I'm going to switch over to competition. We got about three minutes left. One concern that investors have is that with AI becoming more accessible, you could be more susceptible to an upstart disrupting the marketplace. Just talk about why do you believe your algorithm is defensible?
First, I think AI starts with data, and we have the data. When you build something with AI or machine learning, you need a source of truth. You need both the data and you need what the data means. We have well over 200,000 EEGs in our database. I think that's a unique asset. We've also invested in the labeling required. In order to have the source of truth, we have multiple trained neurologists label the EEGs. Of course, they don't label all 200,000. In order to find the percentage that form the outliers to improve algorithm, you need to collect all the data. We've made that investment. We've got the data asset.

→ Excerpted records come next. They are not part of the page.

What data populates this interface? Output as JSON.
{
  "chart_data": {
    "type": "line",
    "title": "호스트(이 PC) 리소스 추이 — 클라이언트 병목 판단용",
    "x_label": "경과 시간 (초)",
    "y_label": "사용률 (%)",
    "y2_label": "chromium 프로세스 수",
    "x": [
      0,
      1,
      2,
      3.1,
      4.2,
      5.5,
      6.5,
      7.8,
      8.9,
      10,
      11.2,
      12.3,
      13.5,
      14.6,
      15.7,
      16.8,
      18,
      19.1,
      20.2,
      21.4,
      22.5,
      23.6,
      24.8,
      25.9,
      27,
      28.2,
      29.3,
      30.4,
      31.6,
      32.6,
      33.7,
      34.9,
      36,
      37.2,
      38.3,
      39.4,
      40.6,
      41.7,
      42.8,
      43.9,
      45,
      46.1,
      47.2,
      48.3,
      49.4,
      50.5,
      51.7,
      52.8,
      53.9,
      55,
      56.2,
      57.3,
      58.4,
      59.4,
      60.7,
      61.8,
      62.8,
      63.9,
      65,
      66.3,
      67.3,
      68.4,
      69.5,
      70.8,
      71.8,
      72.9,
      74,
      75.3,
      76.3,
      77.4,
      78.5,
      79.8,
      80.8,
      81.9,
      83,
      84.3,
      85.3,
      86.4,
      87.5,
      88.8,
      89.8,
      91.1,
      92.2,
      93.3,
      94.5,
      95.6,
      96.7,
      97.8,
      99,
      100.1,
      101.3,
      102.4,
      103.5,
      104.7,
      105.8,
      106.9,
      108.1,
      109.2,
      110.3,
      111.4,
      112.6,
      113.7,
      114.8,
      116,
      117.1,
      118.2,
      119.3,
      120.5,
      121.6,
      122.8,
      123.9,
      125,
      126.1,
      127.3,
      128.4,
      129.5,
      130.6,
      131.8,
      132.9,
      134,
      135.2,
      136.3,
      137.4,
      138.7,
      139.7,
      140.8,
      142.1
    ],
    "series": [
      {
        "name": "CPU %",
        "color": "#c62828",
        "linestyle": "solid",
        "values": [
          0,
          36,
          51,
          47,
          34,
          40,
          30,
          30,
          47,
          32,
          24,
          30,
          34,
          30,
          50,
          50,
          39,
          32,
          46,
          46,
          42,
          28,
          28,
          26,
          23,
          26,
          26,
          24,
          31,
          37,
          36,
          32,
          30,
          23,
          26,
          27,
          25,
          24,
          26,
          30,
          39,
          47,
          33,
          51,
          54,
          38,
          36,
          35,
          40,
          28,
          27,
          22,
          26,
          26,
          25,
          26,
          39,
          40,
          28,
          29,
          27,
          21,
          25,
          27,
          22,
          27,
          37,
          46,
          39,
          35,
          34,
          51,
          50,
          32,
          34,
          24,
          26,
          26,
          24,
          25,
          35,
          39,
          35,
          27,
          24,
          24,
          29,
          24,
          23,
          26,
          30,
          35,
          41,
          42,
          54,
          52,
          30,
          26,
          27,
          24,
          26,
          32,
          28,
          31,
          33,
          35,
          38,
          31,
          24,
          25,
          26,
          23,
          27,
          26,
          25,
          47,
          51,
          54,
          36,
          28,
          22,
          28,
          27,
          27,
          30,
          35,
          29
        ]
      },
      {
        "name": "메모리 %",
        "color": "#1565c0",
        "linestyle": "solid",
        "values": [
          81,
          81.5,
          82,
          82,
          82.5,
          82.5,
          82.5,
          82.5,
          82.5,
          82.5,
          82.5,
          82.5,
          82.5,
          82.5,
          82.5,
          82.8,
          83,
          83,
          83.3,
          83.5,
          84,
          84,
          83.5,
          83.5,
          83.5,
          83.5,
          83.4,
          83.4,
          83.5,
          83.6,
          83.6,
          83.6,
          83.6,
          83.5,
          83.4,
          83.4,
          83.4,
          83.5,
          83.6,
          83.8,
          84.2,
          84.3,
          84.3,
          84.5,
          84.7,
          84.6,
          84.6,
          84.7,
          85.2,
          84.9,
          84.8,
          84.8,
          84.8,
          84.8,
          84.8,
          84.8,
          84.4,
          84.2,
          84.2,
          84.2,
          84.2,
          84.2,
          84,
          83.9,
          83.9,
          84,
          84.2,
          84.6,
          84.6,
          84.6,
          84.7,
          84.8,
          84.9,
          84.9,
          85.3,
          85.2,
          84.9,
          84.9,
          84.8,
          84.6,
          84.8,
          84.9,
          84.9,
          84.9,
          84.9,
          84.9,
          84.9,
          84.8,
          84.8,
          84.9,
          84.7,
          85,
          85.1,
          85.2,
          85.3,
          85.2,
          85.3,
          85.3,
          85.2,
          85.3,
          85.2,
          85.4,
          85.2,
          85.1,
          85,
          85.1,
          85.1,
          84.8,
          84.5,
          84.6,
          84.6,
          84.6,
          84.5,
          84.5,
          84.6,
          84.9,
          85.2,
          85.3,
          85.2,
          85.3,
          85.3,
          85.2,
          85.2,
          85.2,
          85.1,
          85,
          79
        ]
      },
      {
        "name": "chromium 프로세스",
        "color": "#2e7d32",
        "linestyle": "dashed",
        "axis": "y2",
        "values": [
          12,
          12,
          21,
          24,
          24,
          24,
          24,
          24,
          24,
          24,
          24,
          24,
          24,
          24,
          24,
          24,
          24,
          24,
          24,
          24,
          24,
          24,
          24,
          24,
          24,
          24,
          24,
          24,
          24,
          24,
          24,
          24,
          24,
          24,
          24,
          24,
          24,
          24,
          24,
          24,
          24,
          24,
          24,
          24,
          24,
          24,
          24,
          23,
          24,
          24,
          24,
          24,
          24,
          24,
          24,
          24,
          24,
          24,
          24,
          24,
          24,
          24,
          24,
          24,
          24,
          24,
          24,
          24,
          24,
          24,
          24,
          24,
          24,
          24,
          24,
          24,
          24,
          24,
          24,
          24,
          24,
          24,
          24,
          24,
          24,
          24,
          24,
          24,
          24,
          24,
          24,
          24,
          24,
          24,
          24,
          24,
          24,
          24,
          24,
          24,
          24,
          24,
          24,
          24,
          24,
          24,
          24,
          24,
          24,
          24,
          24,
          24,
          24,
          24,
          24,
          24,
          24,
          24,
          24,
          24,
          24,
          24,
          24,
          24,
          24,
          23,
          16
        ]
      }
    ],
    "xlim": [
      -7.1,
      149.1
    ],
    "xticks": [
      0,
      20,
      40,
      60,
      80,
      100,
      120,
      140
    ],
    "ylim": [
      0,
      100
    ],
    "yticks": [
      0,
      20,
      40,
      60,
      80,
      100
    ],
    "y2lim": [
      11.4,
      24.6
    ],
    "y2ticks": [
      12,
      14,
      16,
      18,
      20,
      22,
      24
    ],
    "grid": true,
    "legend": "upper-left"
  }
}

My understanding is further the big investment that we've seen in society around large language models is different than the investment we've made through a pretty large, certainly very large for a med device data science team, is different than the data science that leads to signal processing.
I'm going to look at the hardware, the devices themselves. It seems that much of the hardware we're seeing from competitors on the market are similar generally. Is a differentiation in your view in terms of the algorithm, or is it the form factor of the device, or how would you say for the lay person coming in?
It's everything. I think the algorithm is probably the most compelling and strongest. I mean, we've got orders of magnitude more data informing our algorithm. We've published multiple publications on our algorithm. Competitors have none that I'm aware of. The form factor does matter too. We've refined that over time. Ours is really simple. People are used to it. There is also the fact that we've got 100 clinical publications and we've got 600 hospitals using it. We believe that we've got advantages over the other systems, but even if they were equal, which we don't believe to be the case, would you put your career on the line to try something else when you've got this thing that's proven and being used elsewhere? We are absolutely winning in the market.
Okay. Since the IPO, your net losses have actually increased. What do you think or when do you think we could see an inflection point in terms of operating losses kind of peaking and starting to decrease? What will drive that, and when could we expect to see that?
Yeah. The flip side of the big commercial investment that we talked about earlier is, of course, that. With the delay in impact from revenue related to the sales cycle and time to train reps, you get the full cost before you get any of the impact. With an 88% gross margin and our entire sales efforts are focused on growth and not maintenance, we have a great deal of flexibility to calibrate between growth and profitability. We're still very much a growth-first company, but we always got our eye on profitability and remain committed to becoming profitable without additional capital.
Excellent. I think with that, our time's up.